Les mam­mo­gra­phies des radio­gra­phies mam­maires qui donnent des images claires et détaillées des seins. Les méde­cins l’utilisent pour en savoir plus sur les modi­fi­ca­tions inha­bi­tuelles des seins, notam­ment une gros­seur, un épais­sis­se­ment du mame­lon. On peut éga­le­ment noter un chan­ge­ment de taille ou de forme des seins.

Enfin, en cas de doute, une biop­sie peut être néces­saire, exa­men qui per­met un diag­nos­tic sûr. Pour cet exa­men, les méde­cins peuvent consul­ter un chi­rur­gien ou un spé­cia­liste des mala­dies. On pré­lève alors un petit échan­tillon du liquide ou du tis­su sus­pect et on l’analyse en laboratoire.

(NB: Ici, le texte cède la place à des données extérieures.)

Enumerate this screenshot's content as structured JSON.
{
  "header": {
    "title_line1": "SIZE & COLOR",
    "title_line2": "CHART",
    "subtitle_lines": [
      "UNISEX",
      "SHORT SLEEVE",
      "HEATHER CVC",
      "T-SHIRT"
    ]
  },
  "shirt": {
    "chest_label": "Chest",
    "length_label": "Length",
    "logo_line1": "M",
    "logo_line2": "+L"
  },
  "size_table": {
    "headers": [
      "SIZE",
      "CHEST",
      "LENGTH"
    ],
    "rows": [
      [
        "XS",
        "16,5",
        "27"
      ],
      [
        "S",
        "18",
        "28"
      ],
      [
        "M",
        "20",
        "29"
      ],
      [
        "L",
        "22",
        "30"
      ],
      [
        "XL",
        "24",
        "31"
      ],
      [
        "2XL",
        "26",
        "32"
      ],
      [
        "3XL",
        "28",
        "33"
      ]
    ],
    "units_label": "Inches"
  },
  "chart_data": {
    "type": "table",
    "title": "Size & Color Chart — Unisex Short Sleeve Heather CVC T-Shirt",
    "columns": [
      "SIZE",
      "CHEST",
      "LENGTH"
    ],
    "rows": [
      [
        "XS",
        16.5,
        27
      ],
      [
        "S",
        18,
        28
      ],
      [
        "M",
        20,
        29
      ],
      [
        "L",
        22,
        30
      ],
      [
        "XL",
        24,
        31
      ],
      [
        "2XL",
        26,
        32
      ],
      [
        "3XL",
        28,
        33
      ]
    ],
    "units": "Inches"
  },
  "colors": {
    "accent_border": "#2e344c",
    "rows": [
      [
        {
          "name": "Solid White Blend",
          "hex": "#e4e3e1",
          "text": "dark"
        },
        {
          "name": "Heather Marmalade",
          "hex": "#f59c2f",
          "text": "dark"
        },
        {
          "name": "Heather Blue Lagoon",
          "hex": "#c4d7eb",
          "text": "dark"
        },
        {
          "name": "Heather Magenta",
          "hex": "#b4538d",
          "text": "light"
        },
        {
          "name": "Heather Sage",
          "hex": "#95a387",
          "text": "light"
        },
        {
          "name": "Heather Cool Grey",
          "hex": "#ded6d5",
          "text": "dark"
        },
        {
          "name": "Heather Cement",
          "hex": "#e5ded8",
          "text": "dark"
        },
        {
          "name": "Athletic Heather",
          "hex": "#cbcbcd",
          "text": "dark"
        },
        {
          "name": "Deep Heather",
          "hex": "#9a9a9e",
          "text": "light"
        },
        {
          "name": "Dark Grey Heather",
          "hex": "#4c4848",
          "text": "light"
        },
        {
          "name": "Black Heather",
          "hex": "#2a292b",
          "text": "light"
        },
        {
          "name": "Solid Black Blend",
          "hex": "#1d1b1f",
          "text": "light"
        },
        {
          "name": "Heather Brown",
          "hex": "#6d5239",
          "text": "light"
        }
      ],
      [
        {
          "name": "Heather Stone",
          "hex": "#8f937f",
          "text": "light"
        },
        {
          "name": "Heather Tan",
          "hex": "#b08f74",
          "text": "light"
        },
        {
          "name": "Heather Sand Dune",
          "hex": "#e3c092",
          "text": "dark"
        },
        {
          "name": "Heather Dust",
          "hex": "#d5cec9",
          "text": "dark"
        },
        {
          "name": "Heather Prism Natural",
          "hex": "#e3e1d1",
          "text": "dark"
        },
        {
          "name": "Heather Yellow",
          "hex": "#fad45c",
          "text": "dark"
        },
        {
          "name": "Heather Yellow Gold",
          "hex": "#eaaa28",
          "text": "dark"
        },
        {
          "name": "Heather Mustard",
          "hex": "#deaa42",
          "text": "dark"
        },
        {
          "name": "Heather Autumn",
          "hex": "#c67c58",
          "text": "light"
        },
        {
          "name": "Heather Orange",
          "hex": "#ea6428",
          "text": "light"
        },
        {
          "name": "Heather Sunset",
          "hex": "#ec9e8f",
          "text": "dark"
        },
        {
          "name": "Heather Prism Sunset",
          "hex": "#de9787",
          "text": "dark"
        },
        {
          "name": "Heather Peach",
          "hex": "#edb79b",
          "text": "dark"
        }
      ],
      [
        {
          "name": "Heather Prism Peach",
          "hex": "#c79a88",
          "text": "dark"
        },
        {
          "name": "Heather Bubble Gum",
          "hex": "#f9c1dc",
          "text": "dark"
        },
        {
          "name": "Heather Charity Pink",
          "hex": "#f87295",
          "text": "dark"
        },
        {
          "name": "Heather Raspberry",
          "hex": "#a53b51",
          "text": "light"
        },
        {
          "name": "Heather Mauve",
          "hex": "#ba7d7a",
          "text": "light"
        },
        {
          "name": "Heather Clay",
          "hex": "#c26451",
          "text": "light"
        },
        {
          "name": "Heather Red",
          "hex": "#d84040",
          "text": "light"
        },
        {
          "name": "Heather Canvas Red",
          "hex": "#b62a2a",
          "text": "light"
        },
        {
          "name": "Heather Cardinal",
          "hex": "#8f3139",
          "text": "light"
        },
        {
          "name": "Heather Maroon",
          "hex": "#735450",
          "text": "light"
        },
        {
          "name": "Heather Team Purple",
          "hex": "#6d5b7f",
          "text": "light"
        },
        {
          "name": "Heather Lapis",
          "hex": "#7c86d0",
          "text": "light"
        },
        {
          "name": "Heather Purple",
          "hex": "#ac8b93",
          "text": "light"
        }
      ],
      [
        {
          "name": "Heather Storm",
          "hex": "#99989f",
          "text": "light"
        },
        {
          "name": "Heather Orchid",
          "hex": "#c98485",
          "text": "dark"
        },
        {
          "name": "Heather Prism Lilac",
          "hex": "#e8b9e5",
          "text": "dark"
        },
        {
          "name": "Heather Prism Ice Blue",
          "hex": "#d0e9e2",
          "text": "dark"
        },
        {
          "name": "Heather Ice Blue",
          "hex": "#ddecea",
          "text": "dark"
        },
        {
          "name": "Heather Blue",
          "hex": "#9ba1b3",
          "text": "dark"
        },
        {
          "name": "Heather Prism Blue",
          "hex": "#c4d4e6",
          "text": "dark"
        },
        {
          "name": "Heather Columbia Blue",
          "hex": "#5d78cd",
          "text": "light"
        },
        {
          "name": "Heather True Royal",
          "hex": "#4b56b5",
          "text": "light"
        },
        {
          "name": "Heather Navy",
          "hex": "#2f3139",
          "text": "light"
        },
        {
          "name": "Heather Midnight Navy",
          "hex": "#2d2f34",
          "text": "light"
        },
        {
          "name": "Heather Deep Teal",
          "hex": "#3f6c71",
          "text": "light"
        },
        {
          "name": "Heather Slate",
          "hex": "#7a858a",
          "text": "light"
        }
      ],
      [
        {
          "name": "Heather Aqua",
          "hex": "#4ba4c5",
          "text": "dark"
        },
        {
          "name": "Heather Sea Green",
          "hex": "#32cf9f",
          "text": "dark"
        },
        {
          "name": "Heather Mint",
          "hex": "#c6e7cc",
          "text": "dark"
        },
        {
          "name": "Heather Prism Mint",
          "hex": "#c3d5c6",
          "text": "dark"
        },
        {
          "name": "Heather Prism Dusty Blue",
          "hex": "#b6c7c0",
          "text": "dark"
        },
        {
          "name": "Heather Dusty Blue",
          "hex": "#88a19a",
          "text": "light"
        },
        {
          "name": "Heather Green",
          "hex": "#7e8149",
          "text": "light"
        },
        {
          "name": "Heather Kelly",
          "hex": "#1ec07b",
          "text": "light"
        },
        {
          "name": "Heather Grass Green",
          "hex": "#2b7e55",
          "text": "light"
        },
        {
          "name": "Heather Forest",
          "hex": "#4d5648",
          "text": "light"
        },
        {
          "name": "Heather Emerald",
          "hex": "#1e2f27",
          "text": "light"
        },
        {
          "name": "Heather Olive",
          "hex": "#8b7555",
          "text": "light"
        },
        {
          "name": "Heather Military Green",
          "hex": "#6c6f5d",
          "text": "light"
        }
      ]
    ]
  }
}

Cancer du sein : traitement et prévention

En géné­ral, le trai­te­ment du can­cer du sein repose essen­tiel­le­ment sur les inter­ven­tions chi­rur­gi­cales pour reti­rer les tis­sus affec­tés. Néan­moins, il existe d’autres approches comme les médi­ca­ments admi­nis­trés par voie orale ou intra­vei­neuse afin d’atteindre les cel­lules can­cé­reuses. Par exemple, on peut citer la chi­mio­thé­ra­pie, la thé­ra­pie ciblée et l’hormonothérapie.

Com­ment pré­ve­nir cette affec­tion ? En effet, comme indi­qué, le can­cer du sein est asso­cié à divers fac­teurs de risque. Mal­heu­reu­se­ment, cer­tains d’entre eux ne peuvent pas être modi­fiés (âge avan­cé ou pré­dis­po­si­tion). D’autres en revanche sont modi­fiables. C’est donc sur ceux-là que les femmes doivent agir pour réduire les risques de déve­lop­per un can­cer du sein. Voi­ci donc quelques recom­man­da­tions utiles :

  • Pra­ti­quer une acti­vi­té phy­sique régu­lière et adop­ter une ali­men­ta­tion saine et équi­li­brée. Cela implique d’éviter le sur­poids et l’obé­si­té.
  • Évi­ter ou réduire la consom­ma­tion des bois­sons alcoolisées.
  • Limi­ter l’hormonothérapie.
  • Faire des tests de dépis­tage pour une détec­tion pré­coce du can­cer du sein. Le diag­nos­tic pré­coce des formes néo­pla­siques et leur trai­te­ment sont une sorte de mesure pré­ven­tive contre des can­cers plus sévères.
  • Faire une mas­tec­to­mie pré­ven­tive (abla­tion) en pré­sence de muta­tions dans les gènes les plus impliqués.
  • Effec­tuer un auto­pal­pa­tion ou autoexa­men régu­lier des seins.

Cette der­nière pra­tique ne réduit pas le risque de can­cer du sein. Tou­te­fois, elle est impor­tante, car elle per­met aux femmes de connaître leur corps, prin­ci­pa­le­ment leurs seins. Par la suite, celles—ci pour­ront vite iden­ti­fier les ano­ma­lies qui peuvent se déve­lop­per à un cer­tain stade de leur vie.